Partners of police officers and firefighters also use the site to offer their services; current listings highlight attorneys, mortgage brokers, artists, and Realtors. “A lot of wives started saying they have side gigs, and I said, ‘You’re absolutely welcome here,’” says Cain. The site currently has thousands of registered users; posting service or product offerings costs $150 to $200 a year. Cain says he doesn’t make money off the site and all proceeds pay for website-related costs.
To boost his own financial security, Cain started his own side gig when he was working as a captain in the New York Police Department. In the late 1980s, when he worked as a foot cop in the Bronx, he became a certified tax specialist and started helping fellow officers file their taxes. Over the next decade, he built his side business slowly, maintaining about 100 clients.
Then, when his son was born on Sept. 11, 2001, he realized he needed to leave the police force to become the kind of father he wanted to be. “I said, ‘I could be the chief, or I could be Daddy.’ I loved being a cop, but I was working nonstop. The phone rang all the time [at night]. I said, ‘Everybody I care about is asleep under this roof.’”

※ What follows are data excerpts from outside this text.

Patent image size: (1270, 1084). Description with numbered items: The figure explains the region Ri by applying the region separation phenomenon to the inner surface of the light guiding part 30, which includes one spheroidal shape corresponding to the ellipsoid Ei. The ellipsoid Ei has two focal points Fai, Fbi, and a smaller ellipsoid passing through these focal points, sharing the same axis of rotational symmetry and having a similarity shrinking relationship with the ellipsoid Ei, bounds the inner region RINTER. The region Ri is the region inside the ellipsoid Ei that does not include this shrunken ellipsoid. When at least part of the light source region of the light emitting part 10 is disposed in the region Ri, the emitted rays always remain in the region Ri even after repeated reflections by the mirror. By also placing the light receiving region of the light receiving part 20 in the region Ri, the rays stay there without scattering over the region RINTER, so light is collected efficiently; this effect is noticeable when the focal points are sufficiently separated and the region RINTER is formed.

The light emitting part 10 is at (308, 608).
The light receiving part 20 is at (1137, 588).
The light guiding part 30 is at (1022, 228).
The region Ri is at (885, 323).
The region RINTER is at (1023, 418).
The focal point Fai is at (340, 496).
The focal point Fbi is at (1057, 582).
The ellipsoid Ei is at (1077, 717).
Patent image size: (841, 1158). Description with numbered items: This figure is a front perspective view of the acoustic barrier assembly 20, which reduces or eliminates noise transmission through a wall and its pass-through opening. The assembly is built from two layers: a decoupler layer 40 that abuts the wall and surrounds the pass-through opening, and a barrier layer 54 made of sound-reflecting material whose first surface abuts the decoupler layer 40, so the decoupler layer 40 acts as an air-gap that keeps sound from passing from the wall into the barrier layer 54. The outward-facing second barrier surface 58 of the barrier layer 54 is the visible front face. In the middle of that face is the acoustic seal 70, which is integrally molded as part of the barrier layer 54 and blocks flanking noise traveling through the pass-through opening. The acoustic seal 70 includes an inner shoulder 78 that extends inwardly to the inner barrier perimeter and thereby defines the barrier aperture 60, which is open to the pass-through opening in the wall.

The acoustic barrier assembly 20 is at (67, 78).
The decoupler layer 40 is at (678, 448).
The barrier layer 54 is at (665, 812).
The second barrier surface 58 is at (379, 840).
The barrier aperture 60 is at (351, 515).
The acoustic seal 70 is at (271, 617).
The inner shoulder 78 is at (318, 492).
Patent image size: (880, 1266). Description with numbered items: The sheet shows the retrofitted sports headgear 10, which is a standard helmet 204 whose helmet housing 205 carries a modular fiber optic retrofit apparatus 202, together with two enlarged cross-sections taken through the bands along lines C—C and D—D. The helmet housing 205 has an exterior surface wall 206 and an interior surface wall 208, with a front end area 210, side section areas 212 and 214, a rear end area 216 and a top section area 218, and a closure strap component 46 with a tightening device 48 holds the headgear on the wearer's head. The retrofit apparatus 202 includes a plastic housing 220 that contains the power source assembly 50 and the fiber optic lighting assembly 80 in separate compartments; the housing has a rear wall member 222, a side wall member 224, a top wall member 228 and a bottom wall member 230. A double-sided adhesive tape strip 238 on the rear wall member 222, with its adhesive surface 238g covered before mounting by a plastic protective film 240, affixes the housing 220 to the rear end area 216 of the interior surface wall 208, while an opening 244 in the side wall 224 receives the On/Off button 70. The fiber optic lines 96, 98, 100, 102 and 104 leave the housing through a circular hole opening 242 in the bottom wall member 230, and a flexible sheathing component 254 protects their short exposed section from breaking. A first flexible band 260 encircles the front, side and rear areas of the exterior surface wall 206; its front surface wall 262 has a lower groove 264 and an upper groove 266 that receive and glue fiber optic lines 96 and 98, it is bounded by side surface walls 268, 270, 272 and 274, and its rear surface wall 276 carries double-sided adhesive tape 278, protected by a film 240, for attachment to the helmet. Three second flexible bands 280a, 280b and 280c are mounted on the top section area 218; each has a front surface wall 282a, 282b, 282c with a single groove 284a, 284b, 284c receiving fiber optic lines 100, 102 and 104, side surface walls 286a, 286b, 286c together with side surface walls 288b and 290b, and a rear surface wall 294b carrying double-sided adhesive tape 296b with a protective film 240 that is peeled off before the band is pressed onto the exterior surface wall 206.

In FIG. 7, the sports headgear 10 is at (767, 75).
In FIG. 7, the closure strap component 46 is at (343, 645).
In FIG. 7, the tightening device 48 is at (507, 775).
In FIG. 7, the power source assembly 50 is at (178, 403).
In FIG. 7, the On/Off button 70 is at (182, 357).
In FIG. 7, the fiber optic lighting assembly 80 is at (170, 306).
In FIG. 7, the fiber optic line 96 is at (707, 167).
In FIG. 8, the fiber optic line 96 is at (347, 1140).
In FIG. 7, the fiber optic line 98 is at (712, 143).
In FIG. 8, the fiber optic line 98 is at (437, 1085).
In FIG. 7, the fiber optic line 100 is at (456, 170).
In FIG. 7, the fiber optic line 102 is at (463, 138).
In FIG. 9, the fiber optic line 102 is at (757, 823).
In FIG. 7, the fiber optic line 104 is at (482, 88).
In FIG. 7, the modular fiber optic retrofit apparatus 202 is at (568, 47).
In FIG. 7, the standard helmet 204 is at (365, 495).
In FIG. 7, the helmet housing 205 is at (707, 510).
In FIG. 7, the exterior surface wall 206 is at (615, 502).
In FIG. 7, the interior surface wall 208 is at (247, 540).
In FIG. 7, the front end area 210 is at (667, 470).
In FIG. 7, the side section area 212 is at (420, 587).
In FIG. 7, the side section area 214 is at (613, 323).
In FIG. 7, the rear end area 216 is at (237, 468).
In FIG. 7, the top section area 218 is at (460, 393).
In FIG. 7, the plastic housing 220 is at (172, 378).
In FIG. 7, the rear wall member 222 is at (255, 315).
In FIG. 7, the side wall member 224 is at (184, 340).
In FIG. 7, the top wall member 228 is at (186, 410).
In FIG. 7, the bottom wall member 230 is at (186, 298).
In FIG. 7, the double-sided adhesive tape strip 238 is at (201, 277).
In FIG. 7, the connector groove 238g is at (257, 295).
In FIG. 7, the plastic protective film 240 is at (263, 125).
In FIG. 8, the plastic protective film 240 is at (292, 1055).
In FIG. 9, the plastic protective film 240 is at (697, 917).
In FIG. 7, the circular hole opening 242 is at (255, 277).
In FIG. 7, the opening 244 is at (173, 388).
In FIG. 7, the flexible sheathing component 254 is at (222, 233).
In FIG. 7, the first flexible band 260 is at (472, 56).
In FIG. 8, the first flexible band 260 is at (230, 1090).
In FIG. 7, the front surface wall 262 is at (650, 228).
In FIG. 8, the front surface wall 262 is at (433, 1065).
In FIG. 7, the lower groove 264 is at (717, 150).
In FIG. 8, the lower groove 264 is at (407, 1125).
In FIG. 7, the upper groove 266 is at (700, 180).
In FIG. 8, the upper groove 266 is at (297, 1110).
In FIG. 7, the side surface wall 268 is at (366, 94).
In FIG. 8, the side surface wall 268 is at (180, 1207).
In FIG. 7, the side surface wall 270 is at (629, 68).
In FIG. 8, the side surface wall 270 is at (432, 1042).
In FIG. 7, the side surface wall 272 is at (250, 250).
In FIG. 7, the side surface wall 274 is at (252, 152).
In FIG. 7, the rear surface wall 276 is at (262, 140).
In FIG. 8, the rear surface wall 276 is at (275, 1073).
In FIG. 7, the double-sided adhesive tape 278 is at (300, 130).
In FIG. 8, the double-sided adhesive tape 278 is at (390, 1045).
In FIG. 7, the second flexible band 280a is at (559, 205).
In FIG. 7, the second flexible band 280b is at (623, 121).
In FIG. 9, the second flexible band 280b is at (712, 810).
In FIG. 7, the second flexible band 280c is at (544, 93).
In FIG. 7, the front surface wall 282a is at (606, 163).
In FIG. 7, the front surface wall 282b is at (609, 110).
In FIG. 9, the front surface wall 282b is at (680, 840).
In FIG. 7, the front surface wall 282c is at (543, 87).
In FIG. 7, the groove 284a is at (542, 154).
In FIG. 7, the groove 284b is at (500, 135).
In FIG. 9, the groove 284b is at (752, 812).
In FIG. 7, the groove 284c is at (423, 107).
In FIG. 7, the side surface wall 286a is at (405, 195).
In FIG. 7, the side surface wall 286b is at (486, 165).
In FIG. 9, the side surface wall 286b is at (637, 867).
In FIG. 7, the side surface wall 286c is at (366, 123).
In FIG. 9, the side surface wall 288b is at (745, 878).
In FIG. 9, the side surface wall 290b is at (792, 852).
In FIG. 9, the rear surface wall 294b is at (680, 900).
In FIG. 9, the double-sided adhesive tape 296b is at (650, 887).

His side gig, as well as his pension, gave him the freedom to retire in 2004. “This side gig made the decision a no-brainer for me,” says Cain, who lives in a suburb of New York City. He and his wife saved money in advance to get through a couple of lean years as he built his business, which eventually replaced his former salary.
Now, he says, with a client base of more than 1,000, 80 percent of whom are also former or current police officers, his office is just a mile away from his home.
Since Cain works for himself, he now has the freedom to set his own schedule. While he works 60- to 70-hour weeks around tax season, he scales back during the summer, working three or four days a week. And even during his busiest period, he says, he’s always home at the end of the day, which wasn’t always the case as a captain in the police force.
He attends every baseball game, concert, and school event of his daughter, now 12, and son, now 10. “We’re the helicopter parents,” he jokes. Since he and his wife are both former police officers, he says, “We’re a little paranoid.”
His advice to others who dream of working for themselves? Start planning early, well before you go full-time with your small business. “Figure out what you like to do, and set yourself up,” Cain says. Just as you wouldn’t buy insurance after the house is on fire, you don’t want to wait to launch a business until after you retire or leave your steady paycheck. Says Cain, “The old way is to get a job at Con Ed and you’re set for life. That mentality is pretty much gone. People are more self-reliant. You have to be.”